Thirty-five to 50 percent of humidity in a room is ideal. If the windows of the room begin to fog, the humidity level is too high.
8. Apply warm compresses
Use a warm compress to help in keeping the nasal tissues moist or fill a bowl or pot with hot steaming water and keep your face over it with a towel over your head to breathe in the hot steam.
9. Don’t ask for antibiotics right away
Using antibiotics extensively can lead to the development of antibiotic resistance and the development of superbugs.
Also, they might not be useful in the treatment of most cases of sinusitis. Not even two percent of these infections are caused due to bacteria.
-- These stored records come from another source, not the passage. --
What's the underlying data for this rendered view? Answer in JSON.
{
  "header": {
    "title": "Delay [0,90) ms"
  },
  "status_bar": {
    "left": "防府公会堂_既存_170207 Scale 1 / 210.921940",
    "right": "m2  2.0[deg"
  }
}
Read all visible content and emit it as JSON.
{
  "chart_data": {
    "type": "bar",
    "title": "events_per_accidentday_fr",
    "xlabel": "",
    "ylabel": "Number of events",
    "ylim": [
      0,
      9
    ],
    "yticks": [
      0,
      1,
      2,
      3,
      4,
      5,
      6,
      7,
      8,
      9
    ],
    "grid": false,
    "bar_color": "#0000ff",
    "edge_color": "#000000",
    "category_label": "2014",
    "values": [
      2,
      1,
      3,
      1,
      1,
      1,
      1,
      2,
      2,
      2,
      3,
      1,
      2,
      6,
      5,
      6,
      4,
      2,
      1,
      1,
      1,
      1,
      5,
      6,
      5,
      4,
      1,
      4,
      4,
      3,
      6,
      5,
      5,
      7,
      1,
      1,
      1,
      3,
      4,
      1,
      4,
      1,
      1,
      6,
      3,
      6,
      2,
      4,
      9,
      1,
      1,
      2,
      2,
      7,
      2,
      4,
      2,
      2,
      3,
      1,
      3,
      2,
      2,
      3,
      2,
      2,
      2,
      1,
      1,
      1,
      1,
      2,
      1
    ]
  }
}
Most of the infections are viral and must be treated without any antibiotic. Your doctor might as well suggest waiting for a seven days period without any antibiotics to see if you get well on your own.
In fact, based on a study that was published in JAMA in 2012, for an acute case of sinusitis, antibiotics do little to reduce the symptoms in three days of treatment and only provide small benefits on the seventh day.
Placebo, however, was found to have a better impact on treating sinuses that antibiotics.
10. Know when to see the doctor
If your sinus pain does not get better with over-the-counter medical help, your doctor should perform a CT scan of your nose and sinuses to watch for anatomical blockages that can be surgically removed.
If the sinus pain lasts for seven days or more along with a fever, you should see your ear, nose, and throat specialist, because you might need more rough treatment than just natural remedies.